À la Cantine, on mange, de mai à octobre, sur de grandes tables en bois, assis sur un banc ou, si on est chanceux, dans un transat. Le concept ? Un menu unique (entrée, plat, dessert) concocté avec une majorité de produits locaux et de saison. ©Thomas Louapre

Chaque matin, l’équipe s’active en cuisine. La Cantine sert en ce moment entre 150 et 250 couverts par jour. Mais l’été 2016, c’était plutôt entre 800 et 1 200, explique Justine Michet, qui s’attèle à la préparation des salades pour l’entrée. ©Thomas Louapre

De la salade, des tomates, des carottes, quelques fleurs comestibles (cosmos, capucines, violettes ou œillets d’Inde) et des herbes aromatiques. Au cœur de l’été, on y trouvait aussi parfois des radis. Et depuis cette année, cette entrée est composée avec des légumes produits à quelques pas. ©Thomas Louapre

Margot Bodin, 27 ans, saisonnière dans l’agriculture, livre chaque jour les légumes fraîchement récoltés dans le potager de la Cantine. Ainsi, depuis le mois de mai, 8 000 salades ont été plantées, chouchoutées puis acheminées dans les cuisines. Laitue de Doulon, cressonnette du Maroc, feuilles de chêne rouges ou vertes… Les gourmands ont découvert six variétés différentes, douze de basilic (thaï, citron, pourpre, genovese, vert italien, etc.), cinq de tomates, des fraises… ©Thomas Louapre

Le Potager, c’est 930 mètres carrés de cultures installées confortablement dans 2 230 palettes récupérées et 150 mètres cubes de terreau. Cinq semaines de montage ont été nécessaires. De la culture hors-sol mais sans aucun produit phytosanitaire, même pas de bouillie bordelaise, ville oblige. C’est aussi un lieu qui se veut pédagogique puisque les visiteurs peuvent accéder à une petite partie du potager et, lorsqu’il est fermé, glisser un œil à travers les lames de bois.

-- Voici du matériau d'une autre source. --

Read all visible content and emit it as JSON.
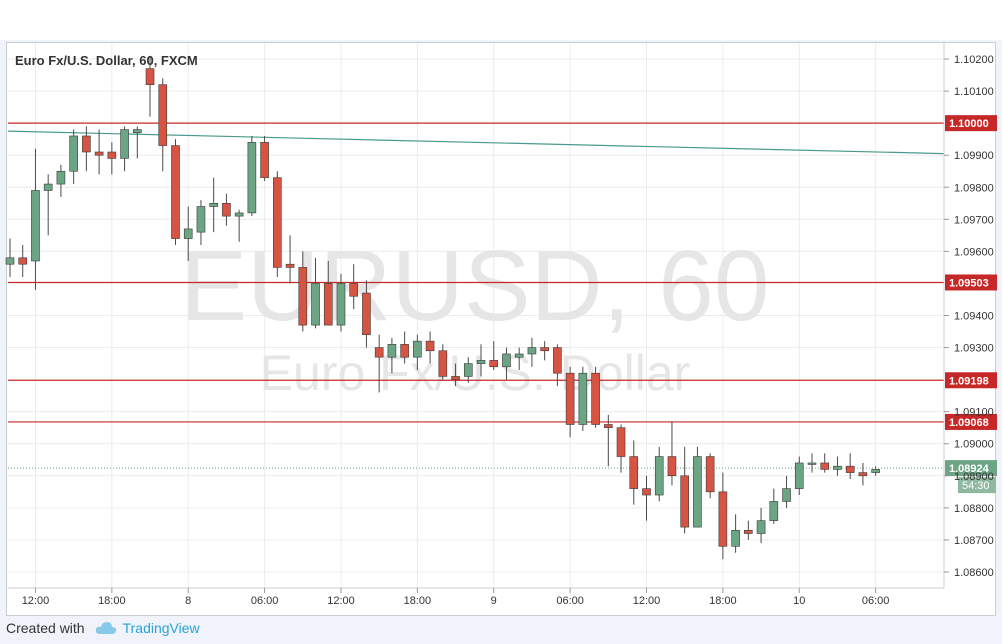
{
  "chart_data": {
    "type": "candlestick",
    "title": "Euro Fx/U.S. Dollar, 60, FXCM",
    "watermark_symbol": "EURUSD, 60",
    "watermark_name": "Euro Fx/U.S. Dollar",
    "ylim": [
      1.0855,
      1.1025
    ],
    "y_ticks": [
      "1.08600",
      "1.08700",
      "1.08800",
      "1.08900",
      "1.09000",
      "1.09100",
      "1.09300",
      "1.09400",
      "1.09600",
      "1.09700",
      "1.09800",
      "1.09900",
      "1.10100",
      "1.10200"
    ],
    "x_ticks": [
      {
        "index": 2,
        "label": "12:00"
      },
      {
        "index": 8,
        "label": "18:00"
      },
      {
        "index": 14,
        "label": "8"
      },
      {
        "index": 20,
        "label": "06:00"
      },
      {
        "index": 26,
        "label": "12:00"
      },
      {
        "index": 32,
        "label": "18:00"
      },
      {
        "index": 38,
        "label": "9"
      },
      {
        "index": 44,
        "label": "06:00"
      },
      {
        "index": 50,
        "label": "12:00"
      },
      {
        "index": 56,
        "label": "18:00"
      },
      {
        "index": 62,
        "label": "10"
      },
      {
        "index": 68,
        "label": "06:00"
      }
    ],
    "horizontal_levels": [
      {
        "value": 1.1,
        "label": "1.10000"
      },
      {
        "value": 1.09503,
        "label": "1.09503"
      },
      {
        "value": 1.09198,
        "label": "1.09198"
      },
      {
        "value": 1.09068,
        "label": "1.09068"
      }
    ],
    "current_price": {
      "value": 1.08924,
      "label": "1.08924",
      "countdown": "54:30"
    },
    "trendline": {
      "from": [
        0,
        1.09975
      ],
      "to": [
        73,
        1.09905
      ]
    },
    "candles": [
      {
        "o": 1.0956,
        "h": 1.0964,
        "l": 1.0952,
        "c": 1.0958
      },
      {
        "o": 1.0958,
        "h": 1.0962,
        "l": 1.0952,
        "c": 1.0956
      },
      {
        "o": 1.0957,
        "h": 1.0992,
        "l": 1.0948,
        "c": 1.0979
      },
      {
        "o": 1.0979,
        "h": 1.0984,
        "l": 1.0965,
        "c": 1.0981
      },
      {
        "o": 1.0981,
        "h": 1.0987,
        "l": 1.0977,
        "c": 1.0985
      },
      {
        "o": 1.0985,
        "h": 1.0998,
        "l": 1.0981,
        "c": 1.0996
      },
      {
        "o": 1.0996,
        "h": 1.0999,
        "l": 1.0985,
        "c": 1.0991
      },
      {
        "o": 1.0991,
        "h": 1.0998,
        "l": 1.0984,
        "c": 1.099
      },
      {
        "o": 1.0991,
        "h": 1.0994,
        "l": 1.0984,
        "c": 1.0989
      },
      {
        "o": 1.0989,
        "h": 1.0999,
        "l": 1.0985,
        "c": 1.0998
      },
      {
        "o": 1.0997,
        "h": 1.0999,
        "l": 1.0989,
        "c": 1.0998
      },
      {
        "o": 1.1017,
        "h": 1.1021,
        "l": 1.1002,
        "c": 1.1012
      },
      {
        "o": 1.1012,
        "h": 1.1014,
        "l": 1.0985,
        "c": 1.0993
      },
      {
        "o": 1.0993,
        "h": 1.0995,
        "l": 1.0962,
        "c": 1.0964
      },
      {
        "o": 1.0964,
        "h": 1.0974,
        "l": 1.0957,
        "c": 1.0967
      },
      {
        "o": 1.0966,
        "h": 1.0976,
        "l": 1.0962,
        "c": 1.0974
      },
      {
        "o": 1.0974,
        "h": 1.0983,
        "l": 1.0966,
        "c": 1.0975
      },
      {
        "o": 1.0975,
        "h": 1.0978,
        "l": 1.0968,
        "c": 1.0971
      },
      {
        "o": 1.0971,
        "h": 1.0973,
        "l": 1.0963,
        "c": 1.0972
      },
      {
        "o": 1.0972,
        "h": 1.0996,
        "l": 1.0971,
        "c": 1.0994
      },
      {
        "o": 1.0994,
        "h": 1.0996,
        "l": 1.0982,
        "c": 1.0983
      },
      {
        "o": 1.0983,
        "h": 1.0985,
        "l": 1.0952,
        "c": 1.0955
      },
      {
        "o": 1.0956,
        "h": 1.0965,
        "l": 1.095,
        "c": 1.0955
      },
      {
        "o": 1.0955,
        "h": 1.096,
        "l": 1.0935,
        "c": 1.0937
      },
      {
        "o": 1.0937,
        "h": 1.0958,
        "l": 1.0936,
        "c": 1.095
      },
      {
        "o": 1.095,
        "h": 1.0957,
        "l": 1.0937,
        "c": 1.0937
      },
      {
        "o": 1.0937,
        "h": 1.0953,
        "l": 1.0935,
        "c": 1.095
      },
      {
        "o": 1.095,
        "h": 1.0956,
        "l": 1.0942,
        "c": 1.0946
      },
      {
        "o": 1.0947,
        "h": 1.0951,
        "l": 1.093,
        "c": 1.0934
      },
      {
        "o": 1.093,
        "h": 1.0934,
        "l": 1.0916,
        "c": 1.0927
      },
      {
        "o": 1.0927,
        "h": 1.0933,
        "l": 1.0922,
        "c": 1.0931
      },
      {
        "o": 1.0931,
        "h": 1.0935,
        "l": 1.0925,
        "c": 1.0927
      },
      {
        "o": 1.0927,
        "h": 1.0934,
        "l": 1.0923,
        "c": 1.0932
      },
      {
        "o": 1.0932,
        "h": 1.0935,
        "l": 1.0925,
        "c": 1.0929
      },
      {
        "o": 1.0929,
        "h": 1.0931,
        "l": 1.092,
        "c": 1.0921
      },
      {
        "o": 1.0921,
        "h": 1.0925,
        "l": 1.0918,
        "c": 1.092
      },
      {
        "o": 1.0921,
        "h": 1.0927,
        "l": 1.0919,
        "c": 1.0925
      },
      {
        "o": 1.0925,
        "h": 1.0931,
        "l": 1.0921,
        "c": 1.0926
      },
      {
        "o": 1.0926,
        "h": 1.0932,
        "l": 1.0923,
        "c": 1.0924
      },
      {
        "o": 1.0924,
        "h": 1.093,
        "l": 1.092,
        "c": 1.0928
      },
      {
        "o": 1.0927,
        "h": 1.093,
        "l": 1.0923,
        "c": 1.0928
      },
      {
        "o": 1.0928,
        "h": 1.0933,
        "l": 1.0924,
        "c": 1.093
      },
      {
        "o": 1.093,
        "h": 1.0932,
        "l": 1.0926,
        "c": 1.0929
      },
      {
        "o": 1.093,
        "h": 1.0931,
        "l": 1.0918,
        "c": 1.0922
      },
      {
        "o": 1.0922,
        "h": 1.0924,
        "l": 1.0902,
        "c": 1.0906
      },
      {
        "o": 1.0906,
        "h": 1.0924,
        "l": 1.0904,
        "c": 1.0922
      },
      {
        "o": 1.0922,
        "h": 1.0924,
        "l": 1.0905,
        "c": 1.0906
      },
      {
        "o": 1.0906,
        "h": 1.0909,
        "l": 1.0893,
        "c": 1.0905
      },
      {
        "o": 1.0905,
        "h": 1.0906,
        "l": 1.0891,
        "c": 1.0896
      },
      {
        "o": 1.0896,
        "h": 1.0901,
        "l": 1.0881,
        "c": 1.0886
      },
      {
        "o": 1.0886,
        "h": 1.089,
        "l": 1.0876,
        "c": 1.0884
      },
      {
        "o": 1.0884,
        "h": 1.0899,
        "l": 1.0882,
        "c": 1.0896
      },
      {
        "o": 1.0896,
        "h": 1.0907,
        "l": 1.0887,
        "c": 1.089
      },
      {
        "o": 1.089,
        "h": 1.0899,
        "l": 1.0872,
        "c": 1.0874
      },
      {
        "o": 1.0874,
        "h": 1.0899,
        "l": 1.0874,
        "c": 1.0896
      },
      {
        "o": 1.0896,
        "h": 1.0897,
        "l": 1.0883,
        "c": 1.0885
      },
      {
        "o": 1.0885,
        "h": 1.0891,
        "l": 1.0864,
        "c": 1.0868
      },
      {
        "o": 1.0868,
        "h": 1.0878,
        "l": 1.0866,
        "c": 1.0873
      },
      {
        "o": 1.0873,
        "h": 1.0876,
        "l": 1.087,
        "c": 1.0872
      },
      {
        "o": 1.0872,
        "h": 1.088,
        "l": 1.0869,
        "c": 1.0876
      },
      {
        "o": 1.0876,
        "h": 1.0886,
        "l": 1.0875,
        "c": 1.0882
      },
      {
        "o": 1.0882,
        "h": 1.089,
        "l": 1.088,
        "c": 1.0886
      },
      {
        "o": 1.0886,
        "h": 1.0896,
        "l": 1.0884,
        "c": 1.0894
      },
      {
        "o": 1.0894,
        "h": 1.0897,
        "l": 1.0891,
        "c": 1.0894
      },
      {
        "o": 1.0894,
        "h": 1.0897,
        "l": 1.0891,
        "c": 1.0892
      },
      {
        "o": 1.0892,
        "h": 1.0896,
        "l": 1.089,
        "c": 1.0893
      },
      {
        "o": 1.0893,
        "h": 1.0897,
        "l": 1.0889,
        "c": 1.0891
      },
      {
        "o": 1.0891,
        "h": 1.0894,
        "l": 1.0887,
        "c": 1.089
      },
      {
        "o": 1.0891,
        "h": 1.0893,
        "l": 1.089,
        "c": 1.0892
      }
    ]
  },
  "colors": {
    "bull": "#6ba583",
    "bear": "#d75442",
    "wick": "#4a4a4a",
    "level": "#c62828",
    "trendline": "#4a9a8c",
    "current": "#6ba583",
    "grid": "#ececec",
    "watermark": "#e6e6e6"
  },
  "footer": {
    "created_with": "Created with",
    "brand": "TradingView",
    "logo_icon": "cloud-icon"
  }
}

L’écartement est fait pour que l’on puisse regarder mais pas jeter une canette de bière, sourit Etienne Péneau, l’architecte qui a conçu et réalisé le projet sur une idée de l’entrepreneur Philippe Clément. Nos légumes sont consommés, il y a donc une sécurité sanitaire à garantir. ©Thomas Louapre

C’est un projet novateur et un gros terrain d’expérimentation. Il faut sans cesse observer. Il y a plein de choses à prendre en compte liées au contexte urbain, comme la pollution nocturne par exemple, souligne Olivier Durand, maraîcher bio connu et reconnu dans la région, installé à quelques kilomètres de Nantes, qui a mené le projet avec Etienne Péneau. Ou le fait que la biodiversité est, a priori, moins importante, rajoute Margot, qui s’occupe du potager chaque matin, six jours sur sept. ©Thomas Louapre

Ici, on n’est pas confrontés à des ravageurs même s’il y a bien quelques chenilles et pucerons que l’on a dû ramener de la serre, poursuit Margot. En effet, tous les plants de légumes viennent de la ferme d’Olivier.

Ça a ses avantages puisqu’on n’a pas eu affaire à la mouche de la carotte, par exemple. Et pour cause, elle a l’habitude de voler de haie en haie. Vous voyez une haie ici ? lance le maraîcher. Les pollinisateurs, eux, sont peu nombreux. Mais les fleurs comestibles que l’on a plantées tout au long des palissades nourrissent les moineaux du coin, précise Margot. ©Thomas Louapre

L’idée du potager est aussi de s’inscrire dans un territoire, celui de Nantes. On a choisi, par exemple, des palettes car ici c’était une zone de fret, de transport de marchandises, raconte Olivier. Pareil pour les châssis nantais, une vieille technique du coin. C’est utilisé dans la région depuis un siècle et demi. Ça permet de créer un effet de serre, détaille Etienne. D’ordinaire en verre, ceux-ci sont en polycarbonate. Il y avait un risque de casse, avec des jets de pierre ou autre. ©Thomas Louapre

Il a fallu bien sûr s’adapter aux conditions particulières. On est ici en plein vent, la terre a tendance à sécher rapidement. Il faut beaucoup arroser, indique Olivier. Un arrosage réalisé avec un tuyau microporeux, qui distille l’eau goutte à goutte et évite le gaspillage. On a aussi un bon équilibre entre terre franche, tourbe et compost. ©Thomas Louapre

Le compost apporte les éléments nutritifs, la tourbe permet à l’eau de se diffuser partout et la terre franche, grâce à l’argile, agit comme un tampon en maintenant l’eau. Ce jour-là, au début du mois de septembre, les trois compères travaillent la terre pour planter les légumes d’hiver : épinards, poireaux, navets japonais… Toujours des légumes à cycle court et qui n’ont pas besoin d’une énorme profondeur de terre, résume Olivier. Ainsi, le radis japonais, qui a besoin de 40 centimètres de terre pour s’épanouir, serait malheureux avec seulement 17 centimètres…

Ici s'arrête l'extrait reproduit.